The “Current Procedural Terminology” or CPT codes, and how much is paid for each service, is decided behind closed doors of the Relative Value Scale Update Committee,” or “RUC,” by those who stand to profit the most.

The system includes the FDA. Dr. Irving Kirsch, Associate Director of the Program for Placebo Studies at Harvard Medical School, has laid out the damning evidence that drug companies and the FDA skew research to approve drugs that have little actual value. The FDA receives 40 percent of its funding from the pharmaceutical companies, Kirsch said.

Add to this the political force of the top spenders for lobbying in Washington: Blue Cross/Blue Shield (3rd), American Hospital Association (4th) the American Medical Association (5th), and the Pharmaceutical Industry (6th).

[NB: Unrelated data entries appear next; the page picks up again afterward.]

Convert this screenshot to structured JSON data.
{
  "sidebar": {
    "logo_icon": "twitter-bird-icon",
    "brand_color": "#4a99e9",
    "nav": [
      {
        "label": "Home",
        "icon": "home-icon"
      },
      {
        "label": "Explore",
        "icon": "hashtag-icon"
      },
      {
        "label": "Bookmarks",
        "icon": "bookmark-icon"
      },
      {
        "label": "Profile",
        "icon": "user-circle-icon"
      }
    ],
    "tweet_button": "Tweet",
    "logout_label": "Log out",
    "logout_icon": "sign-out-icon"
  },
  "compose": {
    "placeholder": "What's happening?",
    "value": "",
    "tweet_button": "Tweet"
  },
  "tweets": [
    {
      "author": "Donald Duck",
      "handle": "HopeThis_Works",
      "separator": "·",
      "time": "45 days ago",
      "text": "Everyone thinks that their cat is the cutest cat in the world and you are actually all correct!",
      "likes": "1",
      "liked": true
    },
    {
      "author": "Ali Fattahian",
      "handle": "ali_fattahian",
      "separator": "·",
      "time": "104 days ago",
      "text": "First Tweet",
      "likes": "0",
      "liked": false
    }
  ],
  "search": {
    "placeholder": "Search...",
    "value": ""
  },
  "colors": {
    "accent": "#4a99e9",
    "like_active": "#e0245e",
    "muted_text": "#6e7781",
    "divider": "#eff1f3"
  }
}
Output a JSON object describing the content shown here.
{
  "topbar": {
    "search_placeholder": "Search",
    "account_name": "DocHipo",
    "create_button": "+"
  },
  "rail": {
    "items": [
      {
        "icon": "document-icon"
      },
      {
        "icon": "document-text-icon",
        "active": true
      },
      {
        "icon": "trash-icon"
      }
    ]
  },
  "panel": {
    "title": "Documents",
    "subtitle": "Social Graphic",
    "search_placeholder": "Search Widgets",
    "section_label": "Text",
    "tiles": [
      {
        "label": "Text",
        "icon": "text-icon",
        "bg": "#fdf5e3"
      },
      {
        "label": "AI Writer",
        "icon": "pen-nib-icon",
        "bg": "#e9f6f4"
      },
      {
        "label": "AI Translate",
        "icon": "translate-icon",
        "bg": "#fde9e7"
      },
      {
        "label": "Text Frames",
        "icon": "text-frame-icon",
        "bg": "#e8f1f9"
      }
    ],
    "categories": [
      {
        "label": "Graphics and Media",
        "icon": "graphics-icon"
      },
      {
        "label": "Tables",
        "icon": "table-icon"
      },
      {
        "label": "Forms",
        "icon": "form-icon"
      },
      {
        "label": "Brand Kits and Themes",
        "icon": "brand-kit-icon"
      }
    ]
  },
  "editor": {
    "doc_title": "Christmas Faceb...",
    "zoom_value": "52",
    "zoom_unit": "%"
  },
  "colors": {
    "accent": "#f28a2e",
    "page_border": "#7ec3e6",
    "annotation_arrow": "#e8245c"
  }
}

This closed system is not surprising. In 2002 the 10 drug companies in the Fortune 500 made $35.9 billion in profits, more than all the other 490 companies profits combined.

Legislators in Louisiana are trying. In 2017 there were numerous bills and resolutions put forth to stem the tide of prescribing.

Senators Mizell and White asked for medical societies and hospitals to eliminate pain as the 5th vital sign, in Resolution 21. House Bill 192 led by Representative Moreno and 43 others, put some restrictions on prescribing opioids, became law as Act 82.

Act 88 by Representive Leger and others established the Drug Policy Board’s Advisory Council on Heroin and Opioid Prevention and Education, and Act 76 led by Senator Mills encourages prescribers to use the Prescripton Monitoring Program, where currently only about one third use the system.

The enforcement of these measures will depend on the professional boards. The Department of Health has filed a suit against drug companies.

It will be seen if this can help in the opioid prescribing crisis or the “underlying epidemic” suggested by Case and Deaton that may have contributed what author Christopher Caldwell calls, “American Carnage.”